Stewart, James and Greenway all voted against the split.
“I think it’s one of those decisions where there’s good things on both sides,” Stewart said in a follow-up interview Tuesday morning. “At this time I just felt it was too much money for the city to afford. We’ve got roads that need paving and other things I would rather spend that salary on.”
Council approves PILOTs
In a move to put current conflict to rest, council voted 4-1 in favor a 10-year PILOT agreement for Tate & Lyle in which the company would make annual payments of $1.7 million for real and personal property.
Only Millsaps opposed.
“According the property accessor, if they pay their taxes on the property they self reported for this year, 2017, plus the $38 million value that was placed on the real property by the appeals commission, if you add those two together their tax bill would be $2,485,000 I believe,” Millsaps said. “The difference in that, over a 10-year period, is $7,485,000. So that’s tax money that’s going to have to be made up by other citizens in the city and in the county, and when they get their bill they’ll be wanting to know why my tax bill went up. It’s to make up the part of that loss.”
While Stewart did not disagree with Millsaps’ assessment, he felt that it was better to move forward rather than continue litigation with Tate & Lyle.
“I just thought it was time to put it to sleep,” Stewart said. “I think they owe the money, but at this time any money that we’re losing is getting eaten up by lawyers. The only ones making money right now is lawyers and it’s time to put it behind us.”
James agreed, pointing to the cost of fighting Tate & Lyle with no guarantee the city would come out on the winning end.
“It’s going to cost us a million dollars just to fight it,” James said. “If we lost we would still be out that money and we would still lose. Any time you can settle a contract of that magnitude it’s what you have to do.
“It’s just about economics is what it’s about,” he added. “To see how things have gone so far for this point, it’s not gone well for the city of Loudon and Loudon County against Tate & Lyle. ... I know what Mr.
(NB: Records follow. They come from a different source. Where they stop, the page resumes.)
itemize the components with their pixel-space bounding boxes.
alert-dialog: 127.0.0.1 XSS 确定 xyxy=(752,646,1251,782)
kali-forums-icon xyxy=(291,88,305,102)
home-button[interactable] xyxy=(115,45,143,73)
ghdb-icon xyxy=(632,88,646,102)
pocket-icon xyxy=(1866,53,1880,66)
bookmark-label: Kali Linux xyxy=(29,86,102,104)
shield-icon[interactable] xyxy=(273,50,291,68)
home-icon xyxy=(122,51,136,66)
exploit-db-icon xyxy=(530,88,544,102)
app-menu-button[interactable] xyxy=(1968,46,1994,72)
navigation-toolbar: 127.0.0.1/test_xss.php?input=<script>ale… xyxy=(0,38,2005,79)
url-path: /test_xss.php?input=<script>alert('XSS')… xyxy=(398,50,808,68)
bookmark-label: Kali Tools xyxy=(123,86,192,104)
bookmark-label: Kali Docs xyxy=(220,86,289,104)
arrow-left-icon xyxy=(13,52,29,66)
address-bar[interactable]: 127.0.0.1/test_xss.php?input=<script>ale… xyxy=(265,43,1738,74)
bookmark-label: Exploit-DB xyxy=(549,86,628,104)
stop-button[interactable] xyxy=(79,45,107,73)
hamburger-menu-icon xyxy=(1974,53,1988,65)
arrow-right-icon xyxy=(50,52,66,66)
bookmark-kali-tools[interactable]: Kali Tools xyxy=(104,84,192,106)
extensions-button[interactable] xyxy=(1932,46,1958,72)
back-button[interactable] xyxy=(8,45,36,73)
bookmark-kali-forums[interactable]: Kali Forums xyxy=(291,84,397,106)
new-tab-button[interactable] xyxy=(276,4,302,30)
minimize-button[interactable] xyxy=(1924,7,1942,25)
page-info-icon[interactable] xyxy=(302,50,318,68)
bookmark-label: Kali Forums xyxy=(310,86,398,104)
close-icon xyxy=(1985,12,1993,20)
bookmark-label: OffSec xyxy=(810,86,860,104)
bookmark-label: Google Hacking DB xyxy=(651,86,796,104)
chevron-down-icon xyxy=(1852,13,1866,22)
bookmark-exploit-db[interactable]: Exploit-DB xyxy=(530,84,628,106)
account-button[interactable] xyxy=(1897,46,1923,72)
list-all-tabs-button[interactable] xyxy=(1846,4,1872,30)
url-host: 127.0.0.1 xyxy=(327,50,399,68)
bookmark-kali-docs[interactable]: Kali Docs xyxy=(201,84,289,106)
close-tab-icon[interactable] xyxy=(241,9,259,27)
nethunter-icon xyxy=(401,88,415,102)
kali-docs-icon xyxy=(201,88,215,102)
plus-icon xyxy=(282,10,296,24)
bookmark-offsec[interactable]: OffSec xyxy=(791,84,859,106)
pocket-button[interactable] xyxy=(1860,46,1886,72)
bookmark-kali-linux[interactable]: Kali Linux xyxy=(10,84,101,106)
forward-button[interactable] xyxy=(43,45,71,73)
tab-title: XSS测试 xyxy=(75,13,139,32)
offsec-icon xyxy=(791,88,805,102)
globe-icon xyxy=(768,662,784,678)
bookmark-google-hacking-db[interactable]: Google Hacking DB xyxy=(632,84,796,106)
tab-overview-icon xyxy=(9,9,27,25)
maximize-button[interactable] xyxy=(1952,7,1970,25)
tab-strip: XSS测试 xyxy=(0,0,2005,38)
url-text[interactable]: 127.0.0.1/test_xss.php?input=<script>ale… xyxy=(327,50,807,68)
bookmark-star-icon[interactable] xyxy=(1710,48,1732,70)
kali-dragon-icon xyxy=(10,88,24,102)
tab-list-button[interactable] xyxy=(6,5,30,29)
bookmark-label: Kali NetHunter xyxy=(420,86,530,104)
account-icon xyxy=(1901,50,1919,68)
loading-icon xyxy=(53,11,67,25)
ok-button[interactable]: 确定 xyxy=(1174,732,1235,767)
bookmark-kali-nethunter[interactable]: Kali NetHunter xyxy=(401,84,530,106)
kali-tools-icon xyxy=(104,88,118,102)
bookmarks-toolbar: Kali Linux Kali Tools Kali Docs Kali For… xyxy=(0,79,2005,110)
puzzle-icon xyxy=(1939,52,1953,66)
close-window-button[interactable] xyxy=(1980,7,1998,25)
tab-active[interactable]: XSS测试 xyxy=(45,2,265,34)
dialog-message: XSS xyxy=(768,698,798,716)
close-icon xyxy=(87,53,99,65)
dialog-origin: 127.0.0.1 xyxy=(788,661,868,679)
Millsaps said, but that’s only on prognostication, not actual figures.”
The city also voted 5-0 in favor of a PILOT agreement for “Project Q,” an unnamed metal fabrication company that would move into a portion of the former Maremont building, 2400 Maremont Parkway, Loudon.
Owners of the metal fabrication company promise to invest an estimated $22,445,000 into the property and create 200 jobs paying an average of $22.70 per hour.
In return, the 10-year PILOT would provide 100 percent personal property tax abatement for the first five years of occupancy, starting January 2019, and a 50 percent abatement for years 6-10 with a personal property tax payment of $42,819.
“On the Project Q, it was 200 jobs and I just think in this day and age you’ve got to offer some incentives,” Stewart said. “I think the city of Loudon needs 200 jobs.”
In other news, council ...
• Passed a second reading on an ordinance for amendments to the 2016-17 fiscal year budget.
• Passed a second reading on an ordinance to designate Fort Hill Street West a one-way street from 5-8 p.m. only.
• Passed a first reading of an ordinance removing a requirement of Loudon residency for liquor store owners.
• Passed a first reading of an ordinance raising the city court fee from $35 to $80. The fee has not been changed since the 1980s.
• Authorized the replacement of three vehicles, two at no cost and one at a cost of $500, through the vehicle replacement program of city vehicles.
• Authorized categorizing a 1992 tractor and loader to be sold as surplus.
• Authorized bids to be requested for a memorial structure in the downtown Loudon Veterans’ Park.
• Authorized engineering services for the Downtown Greenway and Streetscapes Project to extend the greenway behind the Loudon Fire and Police Station to the river edge utilizing the old river bridge.